I suspect the you and I can think of numerous other places where it ought to stop. And any sensible, practical person would agree with us, if it weren't for the anathemas invoked by neo-liberal dogmatists.

peteswriteplace said...

No TPP Labour!

vol said...

Two channels in NZ politics, mortgages and ideas. The former too close to the earth, the latter, too not.

David Stone said...

G S and Victor
I don't recall austerity ever being any part of neoliberal dogma before 2008. It was adopted after the crash to fund the rescue the world's financial system, i.e. the banks, and to try to rescue the ideology. Last night I watched an interview with Varoufakis in which he states that every bank in the world would have failed then were it not for the Q E replacing the unpayable debts.
Effectively that means the private citizens have to shoulder this debt so that the banks can carry on issuing trillions more dollars of loans that will also soon show themselves to be unpayable. Austerity is the mechanism imposed in order to extract payment from us to service and repay that debt. ( To the banks for god's sake).
I think an aspect of the present pass that seems be almost ignored in discussion is the role of Allan Greenspan . It was not my understanding that the banks would be included in the Laissez Faire capitalist system when neoliberalism first arrived, but of corse they wanted to be included ,as if they were just another business in a neoliberal world. But they are not. And when the Glass Steagall act was abolished in the US and banks had no restrictions on how much debt they could issue, they were thrown into competition to issue more and more debt cf depots and capital , or lose market share to more adventurous competitors. For each individual bank it was a choice of lending more and more on less and less security ,massively inflating real estate, the share market, and derivatives (but not so much the everyday supermarket items) or be squeezed out of the market and close their doors. So the die was set.
D J S

Guerilla Surgeon said...

David. On the contrary, austerity – under the label rationalisation – was the dogma of the World Bank long before 2008. It was imposed on developing countries mostly though in order to fit them into a world economy where they produce cheap raw materials for the transnational corporations to turn into finished products to send back to them.

Guerilla Surgeon said...

And as I said. Conservatives have a PC all their own.
http://www.alternet.org/news-amp-politics/professor-forced-cancel-book-tour-after-fox-news-fans-threaten-lynch-her-ripping

Victor said...

David

"I don't recall austerity ever being any part of neoliberal dogma before 2008."

Really?
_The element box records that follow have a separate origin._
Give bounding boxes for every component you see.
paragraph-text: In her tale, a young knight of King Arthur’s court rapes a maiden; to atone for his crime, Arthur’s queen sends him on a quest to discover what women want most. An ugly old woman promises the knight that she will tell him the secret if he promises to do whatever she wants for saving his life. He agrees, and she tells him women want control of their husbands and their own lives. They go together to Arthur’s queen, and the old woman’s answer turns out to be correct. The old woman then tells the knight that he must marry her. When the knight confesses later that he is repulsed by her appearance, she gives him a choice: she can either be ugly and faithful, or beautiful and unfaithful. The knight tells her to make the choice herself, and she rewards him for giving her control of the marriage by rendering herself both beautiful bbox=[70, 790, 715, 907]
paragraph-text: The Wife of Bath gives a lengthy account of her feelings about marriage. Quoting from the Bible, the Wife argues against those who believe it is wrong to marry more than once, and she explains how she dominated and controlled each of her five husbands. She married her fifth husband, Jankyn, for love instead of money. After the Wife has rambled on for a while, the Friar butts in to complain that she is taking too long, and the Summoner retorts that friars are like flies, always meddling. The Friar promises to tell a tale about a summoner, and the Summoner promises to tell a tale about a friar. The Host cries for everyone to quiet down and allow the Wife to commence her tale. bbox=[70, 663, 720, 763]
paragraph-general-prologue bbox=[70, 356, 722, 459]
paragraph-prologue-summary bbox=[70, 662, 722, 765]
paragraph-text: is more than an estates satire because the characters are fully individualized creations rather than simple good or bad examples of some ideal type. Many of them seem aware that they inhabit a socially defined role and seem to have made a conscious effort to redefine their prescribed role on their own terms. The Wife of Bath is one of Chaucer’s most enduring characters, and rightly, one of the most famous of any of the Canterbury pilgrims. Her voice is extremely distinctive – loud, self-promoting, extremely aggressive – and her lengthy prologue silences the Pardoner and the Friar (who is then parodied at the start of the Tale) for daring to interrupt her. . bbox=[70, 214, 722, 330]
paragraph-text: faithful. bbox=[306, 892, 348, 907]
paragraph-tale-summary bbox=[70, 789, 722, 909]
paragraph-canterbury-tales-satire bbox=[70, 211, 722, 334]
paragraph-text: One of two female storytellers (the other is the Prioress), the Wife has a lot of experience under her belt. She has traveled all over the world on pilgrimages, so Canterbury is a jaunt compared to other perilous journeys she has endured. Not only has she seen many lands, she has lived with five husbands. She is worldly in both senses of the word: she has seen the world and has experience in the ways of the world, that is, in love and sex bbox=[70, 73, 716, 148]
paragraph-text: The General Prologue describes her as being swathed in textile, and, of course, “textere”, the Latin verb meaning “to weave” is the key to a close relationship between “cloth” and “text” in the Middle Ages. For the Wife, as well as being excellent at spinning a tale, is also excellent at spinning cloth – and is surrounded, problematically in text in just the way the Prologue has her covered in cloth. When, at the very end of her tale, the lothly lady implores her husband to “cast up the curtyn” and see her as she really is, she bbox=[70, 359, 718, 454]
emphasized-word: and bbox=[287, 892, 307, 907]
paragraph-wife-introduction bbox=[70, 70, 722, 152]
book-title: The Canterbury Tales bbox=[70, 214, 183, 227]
Margaret Thatcher made it firmly part of her approach, as I well recall from my latter years in the UK.

I would agree, though, that Reganomics involved playing fast and loose with the bottom line in a most un-austere way, albeit that the object of the exercise was tax relief for the rich and certainly not the maintenance of benefits for the poor.

As to the 'Third Way' crowd, Clinton, justifiably, hyped his administration's tight wad tendencies, although I'd agree that Blair and Brown were relatively big spenders, within a broadly neo-liberal paradigm.
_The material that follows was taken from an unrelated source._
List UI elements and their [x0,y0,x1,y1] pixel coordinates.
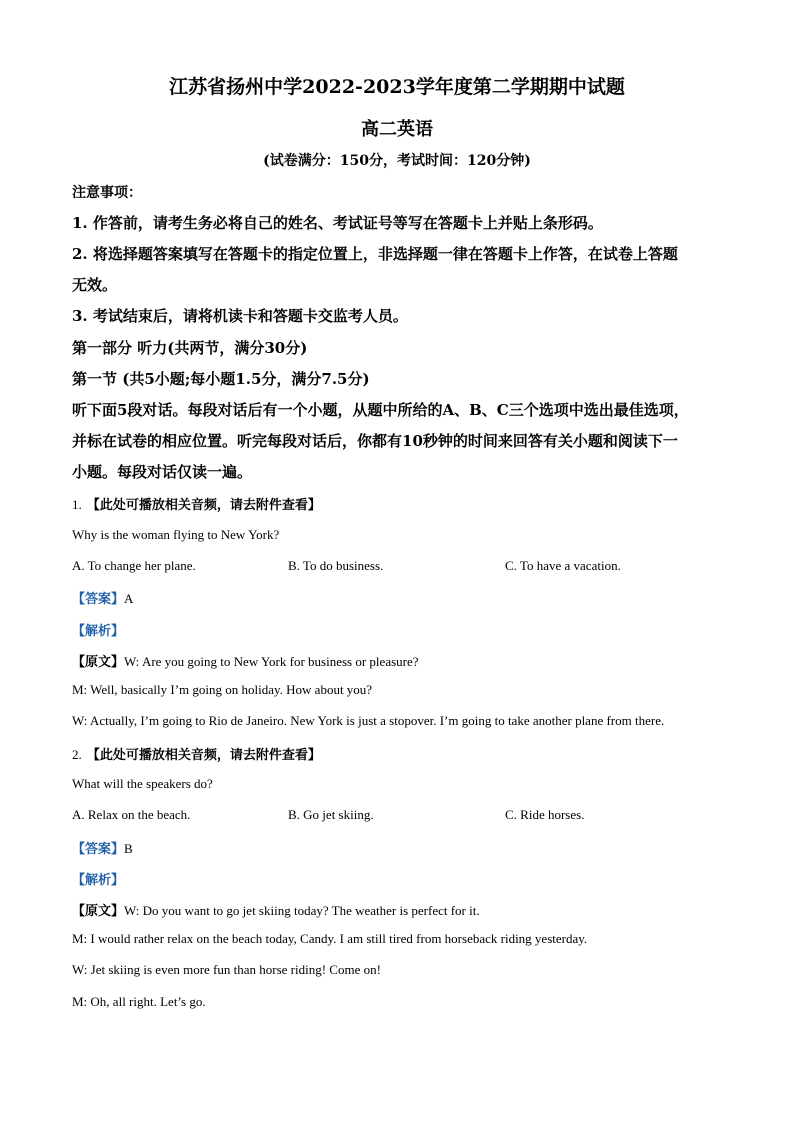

And here in New Zealand, we've had more or less constant austerity since the 1980s, albeit that Clark/Cullen may have loosened the noose considerably, had they still been in office during the worst of the GFC and that Key, to his credit, held off from the extremes of austerity urged by some of his supporters.

Surely the whole point of neo-liberalism (like dear old "classical liberalism" before it) has been to roll back the boundaries of the state, by, amongst other things, cutting out what's perceived as "waste". And surely that's what it's kept on doing, throughout the Anglosphere and elsewhere, for these last thirty plus years.
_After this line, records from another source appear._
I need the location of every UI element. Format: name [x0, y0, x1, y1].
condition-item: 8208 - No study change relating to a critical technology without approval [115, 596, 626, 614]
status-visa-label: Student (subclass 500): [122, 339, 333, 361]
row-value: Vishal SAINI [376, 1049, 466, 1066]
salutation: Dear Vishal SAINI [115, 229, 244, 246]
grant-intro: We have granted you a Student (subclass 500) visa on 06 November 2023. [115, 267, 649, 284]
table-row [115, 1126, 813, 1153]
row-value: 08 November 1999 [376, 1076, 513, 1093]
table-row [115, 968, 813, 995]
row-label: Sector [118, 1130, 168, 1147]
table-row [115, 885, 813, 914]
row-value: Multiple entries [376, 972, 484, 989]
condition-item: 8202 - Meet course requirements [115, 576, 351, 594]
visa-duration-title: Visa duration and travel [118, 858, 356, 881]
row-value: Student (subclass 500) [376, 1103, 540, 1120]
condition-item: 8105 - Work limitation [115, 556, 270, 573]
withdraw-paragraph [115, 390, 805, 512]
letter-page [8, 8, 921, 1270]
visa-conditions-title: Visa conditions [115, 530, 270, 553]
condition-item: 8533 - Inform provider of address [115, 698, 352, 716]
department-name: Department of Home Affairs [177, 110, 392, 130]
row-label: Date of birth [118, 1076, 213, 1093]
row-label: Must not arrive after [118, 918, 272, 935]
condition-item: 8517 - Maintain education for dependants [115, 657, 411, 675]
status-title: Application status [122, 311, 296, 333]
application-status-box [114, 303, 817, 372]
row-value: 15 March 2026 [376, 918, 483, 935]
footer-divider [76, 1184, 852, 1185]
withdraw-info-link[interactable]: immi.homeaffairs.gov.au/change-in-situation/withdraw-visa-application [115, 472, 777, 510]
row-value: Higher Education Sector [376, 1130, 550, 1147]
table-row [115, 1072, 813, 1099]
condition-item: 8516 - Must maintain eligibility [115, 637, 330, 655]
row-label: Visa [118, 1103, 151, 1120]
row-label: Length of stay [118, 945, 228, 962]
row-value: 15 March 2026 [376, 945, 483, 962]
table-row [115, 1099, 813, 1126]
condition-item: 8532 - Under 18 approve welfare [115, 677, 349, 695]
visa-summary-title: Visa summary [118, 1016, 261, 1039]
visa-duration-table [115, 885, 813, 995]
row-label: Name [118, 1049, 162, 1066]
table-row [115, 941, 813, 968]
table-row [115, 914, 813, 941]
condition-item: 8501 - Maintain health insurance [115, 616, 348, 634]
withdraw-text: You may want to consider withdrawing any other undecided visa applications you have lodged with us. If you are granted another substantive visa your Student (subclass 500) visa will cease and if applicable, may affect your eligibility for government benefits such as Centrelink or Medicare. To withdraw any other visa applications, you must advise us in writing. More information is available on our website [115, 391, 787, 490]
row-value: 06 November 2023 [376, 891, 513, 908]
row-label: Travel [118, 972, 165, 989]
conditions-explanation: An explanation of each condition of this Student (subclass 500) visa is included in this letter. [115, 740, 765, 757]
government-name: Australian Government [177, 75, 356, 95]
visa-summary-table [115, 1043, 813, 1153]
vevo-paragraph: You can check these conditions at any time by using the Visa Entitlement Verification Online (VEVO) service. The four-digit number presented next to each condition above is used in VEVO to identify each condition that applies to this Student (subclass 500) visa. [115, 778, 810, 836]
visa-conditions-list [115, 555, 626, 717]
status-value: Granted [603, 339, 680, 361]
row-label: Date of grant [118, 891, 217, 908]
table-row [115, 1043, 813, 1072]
As to the bank bail-outs, I'm not sure what the alternative was once the crisis was upon us. BTW I think I've seen the Varoufakis interview and it's excellent.

However, I also agree with Joe Stiglitz and others that there were many other things that governments could have done in addition to QE, e.g. providing low-interest (or even free) loans to home-owners threatened with foreclosure. And, clearly, bailouts should have been accompanied by firm measures to bring the banks within the public purlieu.

And, yes, you're right, Allan Greenspan has a lot to answer for.